でもそれだとタネを運んでもらえないわけですから、実をつける意味がない。
ところがですね、トウガラシの辛さ、カプサイシンに反応しない、辛さを感じない生き物、鳥がいるんですね。
鳥に実を食べてもらって、っていうか丸呑みしてもらって、遠くへ運んでもらうことができる。
トウガラシの辛さにはそういう理由があったんですね。
で、品種改良を進められて辛くなくなったはずの獅子唐なんですが、環境が悪くなると種族維持に対して危機感を抱いて先祖返りするのか、辛くなっちゃうんじゃないでしょうかね。知らんけど。
たぶんですね、しん君は酉年なんだろうと思われますね。
ヘタの辺りが丸くてパツンパツンの獅子唐は辛い可能性が高いんだそうですけど、八百屋さんとかで買うとき、見分けつきますかね。
焼き鳥屋さんで串焼きで食べる場合は選べませんけどね。
日本で獅子唐生産が盛んなのは、生産量の4割ほどを占めている高知県が圧倒的です。
第2位は千葉県、そして和歌山県と続きます。
で、高知県と和歌山県は、かなり前から「辛くない獅子唐」の開発に力を入れていたそうで、「絶対辛くない獅子唐」っていうのを徐々に売り出しているんですね。
高知県では、その「絶対辛くない獅子唐」のネーミングを県民投票していて、2023年の夏、あるいは秋ごろにデビューさせるみたいですよ。
生産農家としても辛い獅子唐は出荷時点で省いているそうなんですけど、どうしても混じってしまう。
そうすると、学校給食なんかには使えないんだそうですね。子どもたちに食べるロシアンルーレットはさせられません、ってことでしょうね。そりゃそうでしょねえ。
で、絶対辛くないです、って言われてもねえ、ホントかなあっていうのを、どう乗り越えていくかがこれからの勝負ってことなんでしょうね。
なんだかんだ言っても、しん君とかは、当たり、を期待しているようなところもあるんじゃないかって気もしますしね。「絶対辛くない獅子唐」の今後に注目していきたいです。
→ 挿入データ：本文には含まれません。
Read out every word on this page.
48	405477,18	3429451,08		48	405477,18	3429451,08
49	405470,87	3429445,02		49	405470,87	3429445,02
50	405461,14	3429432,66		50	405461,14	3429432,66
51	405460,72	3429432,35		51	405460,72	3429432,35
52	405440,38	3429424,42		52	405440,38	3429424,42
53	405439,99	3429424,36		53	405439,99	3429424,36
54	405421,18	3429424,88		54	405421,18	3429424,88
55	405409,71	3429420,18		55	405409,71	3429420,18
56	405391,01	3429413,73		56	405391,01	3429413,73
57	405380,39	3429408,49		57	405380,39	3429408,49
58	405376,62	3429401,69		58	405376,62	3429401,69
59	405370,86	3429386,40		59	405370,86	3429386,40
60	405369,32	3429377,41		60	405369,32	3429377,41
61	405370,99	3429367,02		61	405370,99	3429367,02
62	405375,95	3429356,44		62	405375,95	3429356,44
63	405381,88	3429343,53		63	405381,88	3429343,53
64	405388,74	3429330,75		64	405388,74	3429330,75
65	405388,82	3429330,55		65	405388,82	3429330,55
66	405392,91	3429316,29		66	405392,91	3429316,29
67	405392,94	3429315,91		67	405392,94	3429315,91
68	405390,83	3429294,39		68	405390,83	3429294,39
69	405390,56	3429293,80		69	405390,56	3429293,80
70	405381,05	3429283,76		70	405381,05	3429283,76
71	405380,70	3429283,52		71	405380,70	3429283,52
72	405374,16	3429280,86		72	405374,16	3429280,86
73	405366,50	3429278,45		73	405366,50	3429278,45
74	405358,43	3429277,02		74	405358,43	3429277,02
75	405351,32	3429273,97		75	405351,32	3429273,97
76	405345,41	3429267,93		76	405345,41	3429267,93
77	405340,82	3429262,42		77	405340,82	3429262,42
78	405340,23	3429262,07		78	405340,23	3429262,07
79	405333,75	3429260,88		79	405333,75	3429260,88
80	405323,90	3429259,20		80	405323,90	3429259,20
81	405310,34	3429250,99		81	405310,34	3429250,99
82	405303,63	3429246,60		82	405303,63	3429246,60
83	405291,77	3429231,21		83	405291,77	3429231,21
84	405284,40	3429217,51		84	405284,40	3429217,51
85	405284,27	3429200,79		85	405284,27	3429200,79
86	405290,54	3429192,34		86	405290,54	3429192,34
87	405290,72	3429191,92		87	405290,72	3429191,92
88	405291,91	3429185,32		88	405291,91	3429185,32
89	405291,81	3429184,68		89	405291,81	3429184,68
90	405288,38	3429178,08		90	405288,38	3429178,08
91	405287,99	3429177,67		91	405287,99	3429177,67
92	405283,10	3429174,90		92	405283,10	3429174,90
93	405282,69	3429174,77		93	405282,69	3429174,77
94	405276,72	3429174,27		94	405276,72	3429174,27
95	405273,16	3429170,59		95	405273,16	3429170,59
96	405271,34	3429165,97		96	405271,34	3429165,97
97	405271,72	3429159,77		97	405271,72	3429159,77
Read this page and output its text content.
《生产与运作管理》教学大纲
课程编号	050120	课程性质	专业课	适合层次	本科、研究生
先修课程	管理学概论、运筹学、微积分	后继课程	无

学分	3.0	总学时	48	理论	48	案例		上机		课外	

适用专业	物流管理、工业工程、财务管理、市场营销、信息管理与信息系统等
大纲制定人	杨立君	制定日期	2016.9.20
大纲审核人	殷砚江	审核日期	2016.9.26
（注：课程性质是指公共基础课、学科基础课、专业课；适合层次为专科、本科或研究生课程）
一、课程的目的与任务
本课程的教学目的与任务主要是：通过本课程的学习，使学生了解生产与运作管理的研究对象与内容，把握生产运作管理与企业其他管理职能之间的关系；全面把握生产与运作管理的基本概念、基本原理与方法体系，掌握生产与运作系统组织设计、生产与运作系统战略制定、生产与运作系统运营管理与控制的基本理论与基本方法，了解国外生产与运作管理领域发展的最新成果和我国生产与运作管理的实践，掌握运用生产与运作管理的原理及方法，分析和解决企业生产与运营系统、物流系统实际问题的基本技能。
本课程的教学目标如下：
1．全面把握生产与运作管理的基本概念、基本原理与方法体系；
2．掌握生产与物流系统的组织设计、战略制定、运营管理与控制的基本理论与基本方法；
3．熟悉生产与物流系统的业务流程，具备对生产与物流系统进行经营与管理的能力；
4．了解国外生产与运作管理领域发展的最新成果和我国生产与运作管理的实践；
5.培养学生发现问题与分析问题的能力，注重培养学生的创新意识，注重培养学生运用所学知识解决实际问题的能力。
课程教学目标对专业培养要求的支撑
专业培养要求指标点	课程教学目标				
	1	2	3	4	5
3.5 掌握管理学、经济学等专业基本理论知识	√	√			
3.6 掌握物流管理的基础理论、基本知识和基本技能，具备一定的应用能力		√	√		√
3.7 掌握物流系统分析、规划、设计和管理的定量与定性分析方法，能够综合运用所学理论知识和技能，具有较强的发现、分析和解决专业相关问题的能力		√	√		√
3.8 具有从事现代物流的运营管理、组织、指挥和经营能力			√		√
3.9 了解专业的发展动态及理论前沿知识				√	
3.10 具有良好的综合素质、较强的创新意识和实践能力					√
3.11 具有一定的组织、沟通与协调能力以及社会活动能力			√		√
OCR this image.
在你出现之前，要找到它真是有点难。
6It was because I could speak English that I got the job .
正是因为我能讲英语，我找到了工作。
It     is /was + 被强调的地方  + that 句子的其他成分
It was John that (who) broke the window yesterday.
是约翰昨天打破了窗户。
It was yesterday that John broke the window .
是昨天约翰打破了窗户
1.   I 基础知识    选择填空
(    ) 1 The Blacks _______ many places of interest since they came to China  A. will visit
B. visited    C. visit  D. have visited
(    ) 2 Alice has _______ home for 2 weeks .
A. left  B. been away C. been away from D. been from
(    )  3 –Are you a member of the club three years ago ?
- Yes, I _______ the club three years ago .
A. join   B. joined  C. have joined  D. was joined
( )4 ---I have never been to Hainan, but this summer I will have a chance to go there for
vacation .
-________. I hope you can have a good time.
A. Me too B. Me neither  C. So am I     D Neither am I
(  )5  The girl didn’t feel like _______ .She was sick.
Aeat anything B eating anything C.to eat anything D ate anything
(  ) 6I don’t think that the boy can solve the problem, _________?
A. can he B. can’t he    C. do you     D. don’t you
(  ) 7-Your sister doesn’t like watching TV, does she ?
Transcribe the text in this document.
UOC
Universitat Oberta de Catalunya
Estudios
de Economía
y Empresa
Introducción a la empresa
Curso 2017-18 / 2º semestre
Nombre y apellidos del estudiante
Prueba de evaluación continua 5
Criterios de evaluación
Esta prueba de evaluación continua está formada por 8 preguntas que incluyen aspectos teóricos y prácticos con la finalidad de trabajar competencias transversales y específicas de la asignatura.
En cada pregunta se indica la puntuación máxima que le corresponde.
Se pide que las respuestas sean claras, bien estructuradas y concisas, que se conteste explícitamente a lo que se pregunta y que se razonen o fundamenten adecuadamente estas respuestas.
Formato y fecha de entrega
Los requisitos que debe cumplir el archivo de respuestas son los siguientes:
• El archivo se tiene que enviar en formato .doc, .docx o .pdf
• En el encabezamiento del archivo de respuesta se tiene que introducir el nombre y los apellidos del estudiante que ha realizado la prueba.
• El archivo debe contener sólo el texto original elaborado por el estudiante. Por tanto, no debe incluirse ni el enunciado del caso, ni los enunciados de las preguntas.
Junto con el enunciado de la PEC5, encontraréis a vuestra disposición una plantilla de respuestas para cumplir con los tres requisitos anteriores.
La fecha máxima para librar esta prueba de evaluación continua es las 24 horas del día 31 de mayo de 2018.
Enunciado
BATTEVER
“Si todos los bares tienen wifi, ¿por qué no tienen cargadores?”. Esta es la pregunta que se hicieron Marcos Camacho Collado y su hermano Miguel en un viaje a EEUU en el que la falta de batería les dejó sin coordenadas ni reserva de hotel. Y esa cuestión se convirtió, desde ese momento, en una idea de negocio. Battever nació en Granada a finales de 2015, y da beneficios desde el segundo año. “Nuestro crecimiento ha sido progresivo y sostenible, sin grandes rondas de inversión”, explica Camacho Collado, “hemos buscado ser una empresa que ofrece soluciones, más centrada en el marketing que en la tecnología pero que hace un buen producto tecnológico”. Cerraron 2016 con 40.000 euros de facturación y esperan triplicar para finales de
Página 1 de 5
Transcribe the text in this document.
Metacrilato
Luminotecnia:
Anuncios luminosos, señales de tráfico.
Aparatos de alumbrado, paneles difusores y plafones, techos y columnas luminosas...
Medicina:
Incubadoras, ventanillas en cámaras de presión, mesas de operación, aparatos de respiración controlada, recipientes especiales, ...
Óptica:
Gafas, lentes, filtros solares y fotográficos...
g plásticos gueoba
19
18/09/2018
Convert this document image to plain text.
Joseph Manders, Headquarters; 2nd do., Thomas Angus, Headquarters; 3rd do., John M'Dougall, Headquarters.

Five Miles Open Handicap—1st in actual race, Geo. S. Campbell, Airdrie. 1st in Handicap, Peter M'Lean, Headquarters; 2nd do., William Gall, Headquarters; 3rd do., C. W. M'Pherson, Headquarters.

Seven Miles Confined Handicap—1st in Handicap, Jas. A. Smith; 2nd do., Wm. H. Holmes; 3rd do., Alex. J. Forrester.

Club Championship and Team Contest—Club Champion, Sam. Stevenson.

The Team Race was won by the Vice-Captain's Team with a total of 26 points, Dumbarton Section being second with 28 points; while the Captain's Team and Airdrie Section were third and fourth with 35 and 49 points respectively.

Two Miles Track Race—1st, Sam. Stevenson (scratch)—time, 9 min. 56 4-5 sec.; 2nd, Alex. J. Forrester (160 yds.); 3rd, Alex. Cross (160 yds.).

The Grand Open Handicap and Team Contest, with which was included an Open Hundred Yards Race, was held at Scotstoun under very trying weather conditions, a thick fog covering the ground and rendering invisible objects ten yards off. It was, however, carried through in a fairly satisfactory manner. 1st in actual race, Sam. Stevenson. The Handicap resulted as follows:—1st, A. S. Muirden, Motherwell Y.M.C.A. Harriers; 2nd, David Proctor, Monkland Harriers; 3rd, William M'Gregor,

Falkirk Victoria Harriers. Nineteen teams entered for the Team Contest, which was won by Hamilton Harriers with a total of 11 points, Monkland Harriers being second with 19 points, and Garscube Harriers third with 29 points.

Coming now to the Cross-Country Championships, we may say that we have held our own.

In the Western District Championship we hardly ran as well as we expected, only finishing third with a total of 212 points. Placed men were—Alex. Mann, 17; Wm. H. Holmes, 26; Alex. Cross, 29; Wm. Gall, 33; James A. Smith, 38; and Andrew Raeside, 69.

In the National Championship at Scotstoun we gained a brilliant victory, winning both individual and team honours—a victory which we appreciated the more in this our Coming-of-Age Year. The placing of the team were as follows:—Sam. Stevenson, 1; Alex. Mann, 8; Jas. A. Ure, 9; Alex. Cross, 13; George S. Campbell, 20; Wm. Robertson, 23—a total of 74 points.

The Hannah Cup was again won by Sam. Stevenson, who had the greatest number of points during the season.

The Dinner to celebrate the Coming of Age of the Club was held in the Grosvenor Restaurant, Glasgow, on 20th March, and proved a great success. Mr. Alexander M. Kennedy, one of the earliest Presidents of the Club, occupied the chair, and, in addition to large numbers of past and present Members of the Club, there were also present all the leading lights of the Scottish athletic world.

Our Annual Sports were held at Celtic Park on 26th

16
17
農林水産省によりますと、2021年は国連によって定められた「国際果実野菜年」だったそうなんですね。
全然知りませんでしたが、「果実と野菜を摂ることによってもたらされる栄養上・健康上の利点について世界的に認識を深める」のが目的だそうです。
もう過ぎてしまったっていう提言なのか、2021年を初年として、なにか具体的な活動を続けていこうってうものなのか、その後の情報は見当たりませんでした。
でもまあ、2021年には「国際果実野菜年2021 野菜・果物のおすすめレシピ・食べ方」の一般公募をやっていて、第1弾には259レシピ、第2弾には177レシピが寄せられたそうです。
その中に第1弾の受賞レシピとして「シシトウとサバ味噌缶のやみつきご飯のお供」っていうのがありますね。
サバ缶と獅子唐。ほほう、酒のアテにも良さそうです。と思います。
獅子唐って、トウガラシ類の中の栄養チャンピオン。
「カロチン」「ビタミンC」「ビタミンP」ってことで、老化防止、免疫力の強化、美肌効果っていう効果が望めるんだそうで、意外にやるじゃん! って感じの獅子唐。獅子唐辛子なんであります。
絶対辛くない獅子唐がイイか、食べるロシアンルーレットを支持するか。どっちですか?